19. The system of claim 16, wherein the calculating of the cuisine signature score further comprises:

normalizing the candidate ingredient data to obtain a canonical ingredient name data;

normalizing the candidate ingredient data to obtain a canonical ingredient quantity data;

constructing a canonical ingredient vector based on the canonical ingredient name data and the canonical ingredient quantity data;

weighting the canonical ingredient vector using a cuisine-specific weight parameter defined in the cuisine signature data to obtain a weighted canonical ingredient vector; and

computing the cuisine signature score based on the weighted canonical ingredient vector.
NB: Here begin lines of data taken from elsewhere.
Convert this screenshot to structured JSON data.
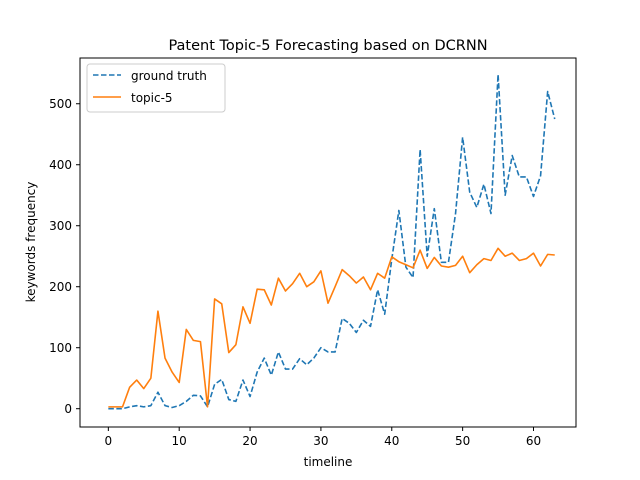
{
  "chart_data": {
    "type": "line",
    "title": "Patent Topic-5 Forecasting based on DCRNN",
    "xlabel": "timeline",
    "ylabel": "keywords frequency",
    "xlim": [
      -4,
      66
    ],
    "ylim": [
      -30,
      575
    ],
    "xticks": [
      0,
      10,
      20,
      30,
      40,
      50,
      60
    ],
    "yticks": [
      0,
      100,
      200,
      300,
      400,
      500
    ],
    "grid": false,
    "legend_position": "upper-left",
    "x": [
      0,
      1,
      2,
      3,
      4,
      5,
      6,
      7,
      8,
      9,
      10,
      11,
      12,
      13,
      14,
      15,
      16,
      17,
      18,
      19,
      20,
      21,
      22,
      23,
      24,
      25,
      26,
      27,
      28,
      29,
      30,
      31,
      32,
      33,
      34,
      35,
      36,
      37,
      38,
      39,
      40,
      41,
      42,
      43,
      44,
      45,
      46,
      47,
      48,
      49,
      50,
      51,
      52,
      53,
      54,
      55,
      56,
      57,
      58,
      59,
      60,
      61,
      62,
      63
    ],
    "series": [
      {
        "name": "ground truth",
        "color": "#1f77b4",
        "style": "dashed",
        "values": [
          0,
          0,
          0,
          3,
          5,
          3,
          5,
          27,
          5,
          2,
          5,
          12,
          22,
          21,
          3,
          40,
          48,
          15,
          12,
          47,
          20,
          60,
          83,
          55,
          93,
          65,
          65,
          82,
          72,
          83,
          100,
          93,
          93,
          148,
          140,
          125,
          145,
          135,
          195,
          155,
          245,
          325,
          232,
          215,
          425,
          250,
          328,
          240,
          240,
          320,
          445,
          355,
          330,
          368,
          320,
          548,
          350,
          415,
          380,
          380,
          348,
          382,
          520,
          475
        ]
      },
      {
        "name": "topic-5",
        "color": "#ff7f0e",
        "style": "solid",
        "values": [
          3,
          3,
          3,
          35,
          47,
          33,
          50,
          160,
          83,
          60,
          43,
          130,
          112,
          110,
          3,
          180,
          172,
          92,
          105,
          167,
          140,
          196,
          195,
          170,
          214,
          193,
          205,
          222,
          200,
          208,
          226,
          173,
          200,
          228,
          218,
          206,
          216,
          195,
          222,
          214,
          249,
          241,
          236,
          231,
          260,
          230,
          248,
          234,
          232,
          235,
          250,
          223,
          236,
          246,
          243,
          263,
          250,
          255,
          243,
          246,
          255,
          234,
          253,
          252
        ]
      }
    ]
  }
}
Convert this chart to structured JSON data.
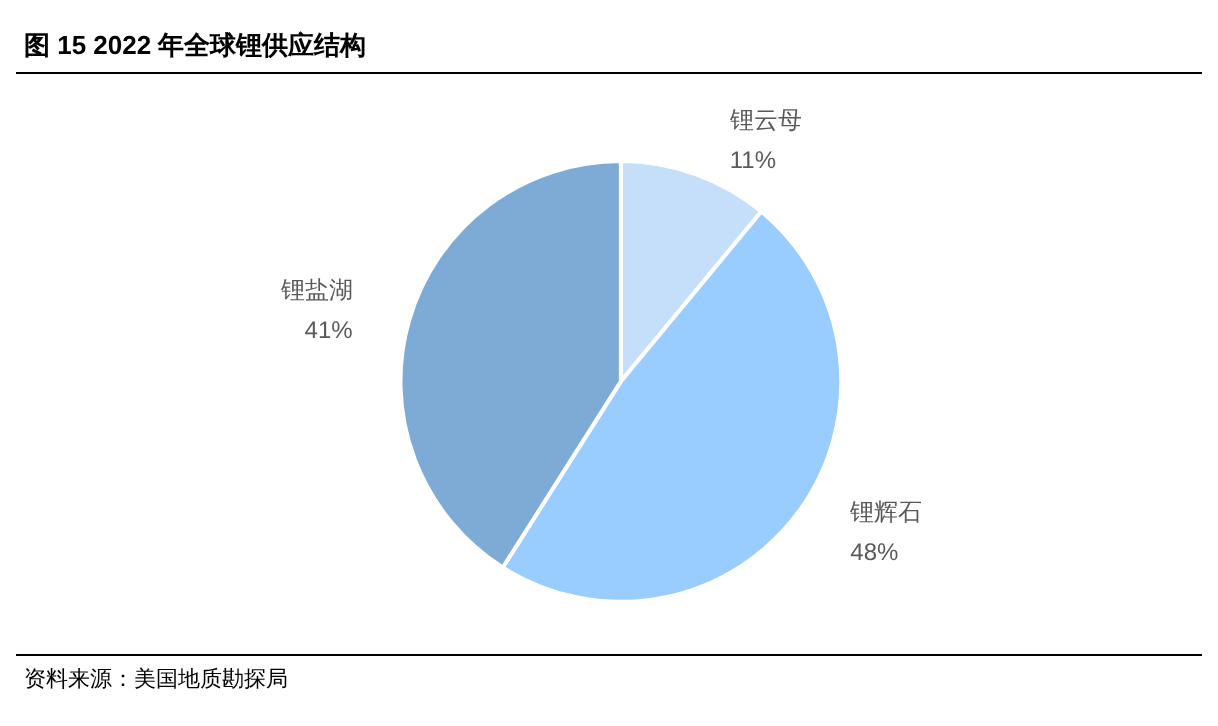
{
  "chart_data": {
    "type": "pie",
    "title": "图 15  2022 年全球锂供应结构",
    "categories": [
      "锂云母",
      "锂辉石",
      "锂盐湖"
    ],
    "values": [
      11,
      48,
      41
    ],
    "value_labels": [
      "11%",
      "48%",
      "41%"
    ],
    "colors": [
      "#c5dffb",
      "#99ccff",
      "#7eaad6"
    ],
    "legend": false,
    "annotations": [
      "资料来源：美国地质勘探局"
    ]
  }
}
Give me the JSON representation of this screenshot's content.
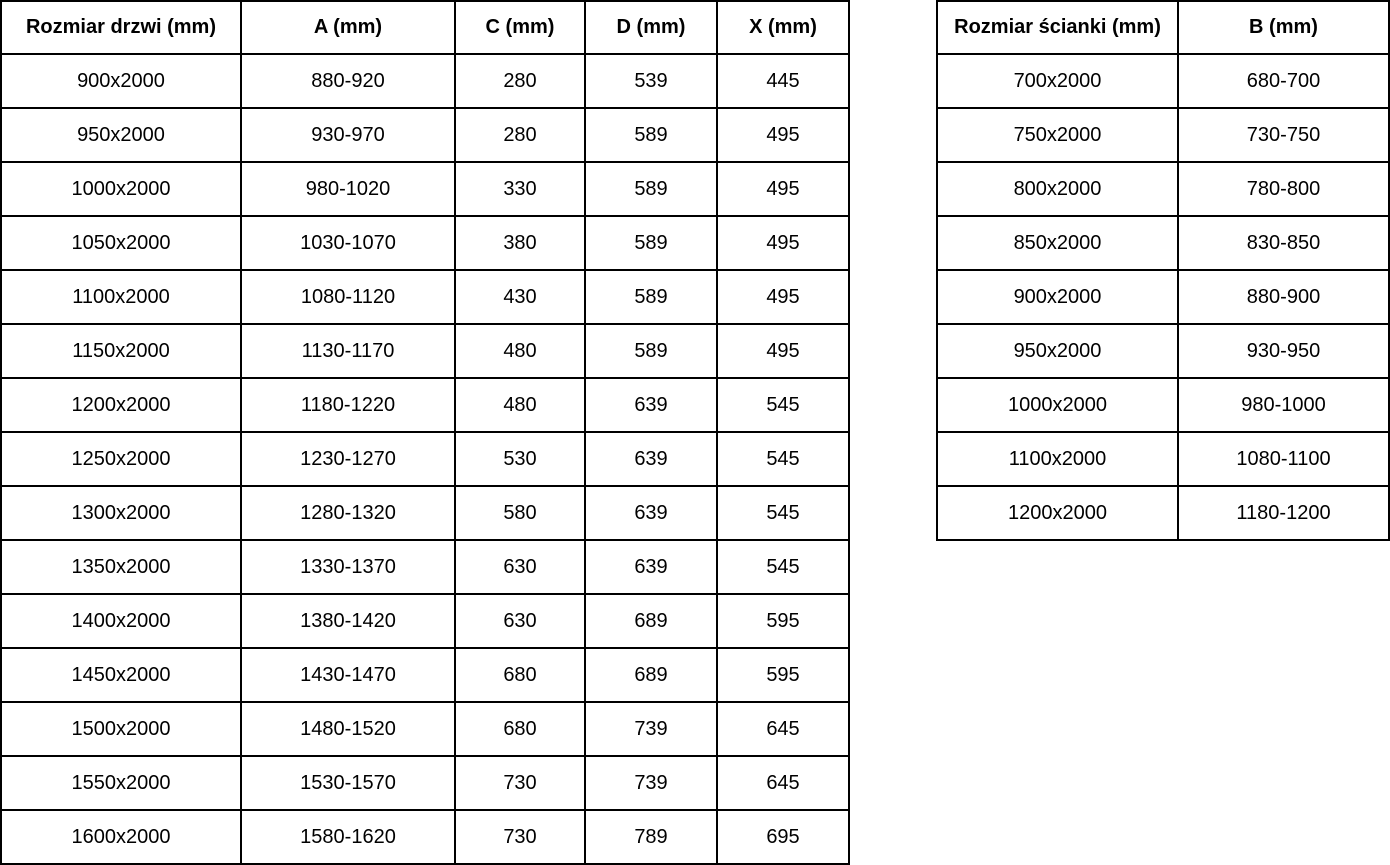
{
  "door_table": {
    "headers": [
      "Rozmiar drzwi (mm)",
      "A (mm)",
      "C (mm)",
      "D (mm)",
      "X (mm)"
    ],
    "rows": [
      [
        "900x2000",
        "880-920",
        "280",
        "539",
        "445"
      ],
      [
        "950x2000",
        "930-970",
        "280",
        "589",
        "495"
      ],
      [
        "1000x2000",
        "980-1020",
        "330",
        "589",
        "495"
      ],
      [
        "1050x2000",
        "1030-1070",
        "380",
        "589",
        "495"
      ],
      [
        "1100x2000",
        "1080-1120",
        "430",
        "589",
        "495"
      ],
      [
        "1150x2000",
        "1130-1170",
        "480",
        "589",
        "495"
      ],
      [
        "1200x2000",
        "1180-1220",
        "480",
        "639",
        "545"
      ],
      [
        "1250x2000",
        "1230-1270",
        "530",
        "639",
        "545"
      ],
      [
        "1300x2000",
        "1280-1320",
        "580",
        "639",
        "545"
      ],
      [
        "1350x2000",
        "1330-1370",
        "630",
        "639",
        "545"
      ],
      [
        "1400x2000",
        "1380-1420",
        "630",
        "689",
        "595"
      ],
      [
        "1450x2000",
        "1430-1470",
        "680",
        "689",
        "595"
      ],
      [
        "1500x2000",
        "1480-1520",
        "680",
        "739",
        "645"
      ],
      [
        "1550x2000",
        "1530-1570",
        "730",
        "739",
        "645"
      ],
      [
        "1600x2000",
        "1580-1620",
        "730",
        "789",
        "695"
      ]
    ]
  },
  "wall_table": {
    "headers": [
      "Rozmiar ścianki (mm)",
      "B (mm)"
    ],
    "rows": [
      [
        "700x2000",
        "680-700"
      ],
      [
        "750x2000",
        "730-750"
      ],
      [
        "800x2000",
        "780-800"
      ],
      [
        "850x2000",
        "830-850"
      ],
      [
        "900x2000",
        "880-900"
      ],
      [
        "950x2000",
        "930-950"
      ],
      [
        "1000x2000",
        "980-1000"
      ],
      [
        "1100x2000",
        "1080-1100"
      ],
      [
        "1200x2000",
        "1180-1200"
      ]
    ]
  },
  "colors": {
    "border": "#000000",
    "text": "#000000",
    "background": "#ffffff"
  }
}
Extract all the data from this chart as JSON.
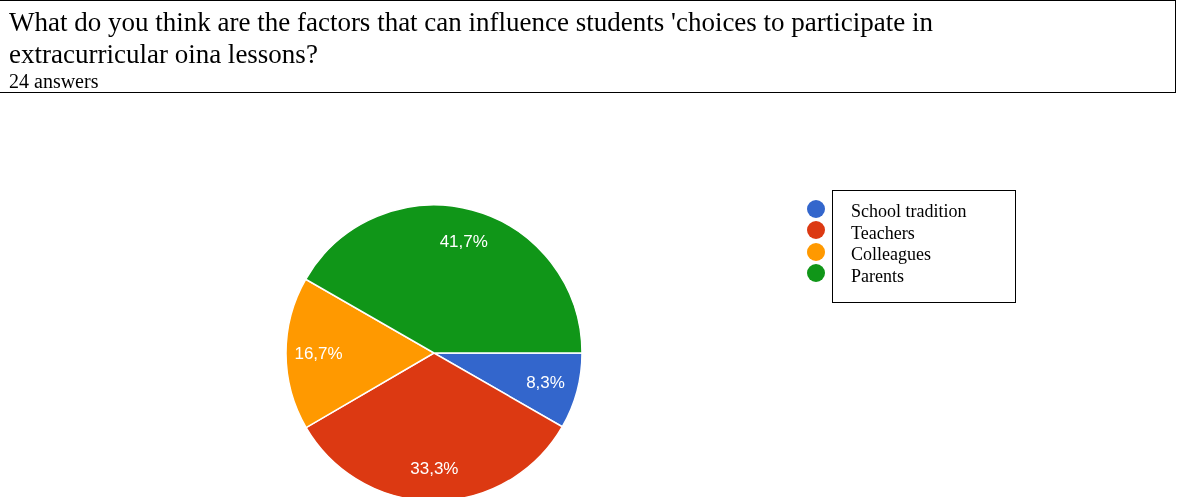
{
  "chart_data": {
    "type": "pie",
    "title": "What do you think are the factors that can influence students 'choices to participate in extracurricular oina lessons?",
    "subtitle": "24 answers",
    "categories": [
      "School tradition",
      "Teachers",
      "Colleagues",
      "Parents"
    ],
    "values": [
      8.3,
      33.3,
      16.7,
      41.7
    ],
    "colors": [
      "#3366cc",
      "#dc3912",
      "#ff9900",
      "#109618"
    ],
    "value_labels": [
      "8,3%",
      "33,3%",
      "16,7%",
      "41,7%"
    ],
    "legend": "right"
  }
}
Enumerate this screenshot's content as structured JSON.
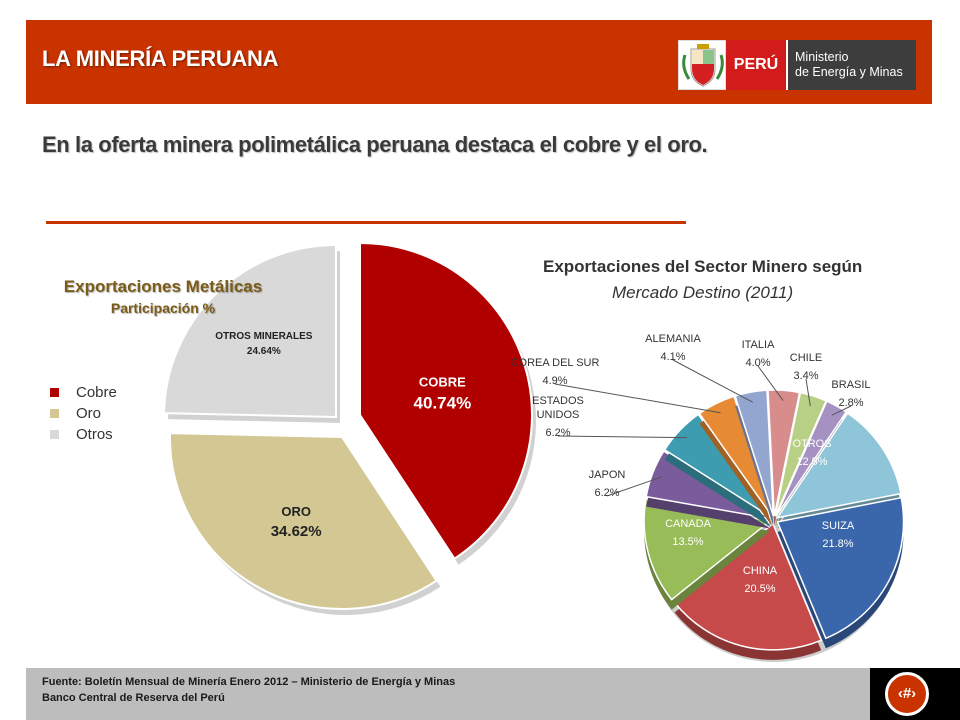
{
  "header": {
    "title": "LA MINERÍA PERUANA"
  },
  "logo": {
    "country": "PERÚ",
    "ministry_line1": "Ministerio",
    "ministry_line2": "de Energía y Minas"
  },
  "subtitle": "En la oferta minera polimetálica peruana destaca el cobre y el oro.",
  "chart_data": [
    {
      "type": "pie",
      "title": "Exportaciones Metálicas",
      "subtitle": "Participación %",
      "categories": [
        "COBRE",
        "ORO",
        "OTROS MINERALES"
      ],
      "values": [
        40.74,
        34.62,
        24.64
      ],
      "value_labels": [
        "40.74%",
        "34.62%",
        "24.64%"
      ],
      "colors": [
        "#b00000",
        "#d3c894",
        "#d9d9d9"
      ],
      "exploded": true,
      "legend": {
        "placement": "left",
        "entries": [
          {
            "label": "Cobre",
            "color": "#b00000"
          },
          {
            "label": "Oro",
            "color": "#d3c894"
          },
          {
            "label": "Otros",
            "color": "#d9d9d9"
          }
        ]
      }
    },
    {
      "type": "pie",
      "title": "Exportaciones del Sector Minero según",
      "subtitle": "Mercado Destino (2011)",
      "categories": [
        "SUIZA",
        "CHINA",
        "CANADA",
        "JAPON",
        "ESTADOS UNIDOS",
        "COREA DEL SUR",
        "ALEMANIA",
        "ITALIA",
        "CHILE",
        "BRASIL",
        "OTROS"
      ],
      "values": [
        21.8,
        20.5,
        13.5,
        6.2,
        6.2,
        4.9,
        4.1,
        4.0,
        3.4,
        2.8,
        12.5
      ],
      "value_labels": [
        "21.8%",
        "20.5%",
        "13.5%",
        "6.2%",
        "6.2%",
        "4.9%",
        "4.1%",
        "4.0%",
        "3.4%",
        "2.8%",
        "12.5%"
      ],
      "colors": [
        "#3a66ab",
        "#c74a4a",
        "#98bc58",
        "#7a5c9c",
        "#3e9cb0",
        "#e68a34",
        "#93a6cf",
        "#d88c8c",
        "#b8cf86",
        "#a592c2",
        "#8fc5d9"
      ]
    }
  ],
  "footer": {
    "line1": "Fuente: Boletín Mensual de Minería Enero 2012 – Ministerio de Energía y Minas",
    "line2": "Banco Central de Reserva del Perú",
    "page_number": "‹#›"
  }
}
20. A non-transitory computer-readable medium storing instructions that, when executed by one or more processors of an online server, cause the online server to perform operations for facilitating culturally-authentic and non-repetitive meal planning, the operations comprising:

receiving a meal planning request data associated with a user from a client device, wherein the meal planning request data specifies a geographic sub-regional cuisine identity and a multi-day planning duration;

receiving a user meal history data associated with the user from the client device;

identifying a candidate meal data set based on the meal planning request data;

selecting a candidate meal data from the candidate meal data set, wherein the candidate meal data comprises a candidate ingredient data, a candidate nutritional data, and a candidate preparation instruction data;

validating the candidate meal data against a cuisine signature data corresponding to the geographic sub-regional cuisine identity by executing a tri-level validation comprising:

determining an absence of each of one or more prohibited ingredients in the candidate ingredient data, wherein the one or more prohibited ingredients are defined by the cuisine signature data;

determining a presence of each of one or more mandatory ingredients in the candidate ingredient data, wherein the one or more mandatory ingredients are defined by the cuisine signature data; and

calculating a cuisine signature score based on a weighted characteristic ingredient data derived from the candidate ingredient data and comparing the cuisine signature score to a configurable authenticity threshold;

rejecting the candidate meal data when the tri-level validation fails, wherein the tri-level validation fails when at least one of the one or more prohibited ingredients is determined to be present in the candidate ingredient data, when at least one of the one or more mandatory ingredients is determined to be absent from the candidate ingredient data, or when the cuisine signature score is determined to be below the configurable authenticity threshold;

classifying the candidate meal data as an authentic candidate meal data when the tri-level validation passes; and

repeating the selecting, the validating, the rejecting, and the classifying for each day of the multi-day planning duration to obtain a plurality of authentic candidate meal data, each of the plurality of authentic candidate meal data being associated with a respective day of the multi-day planning duration.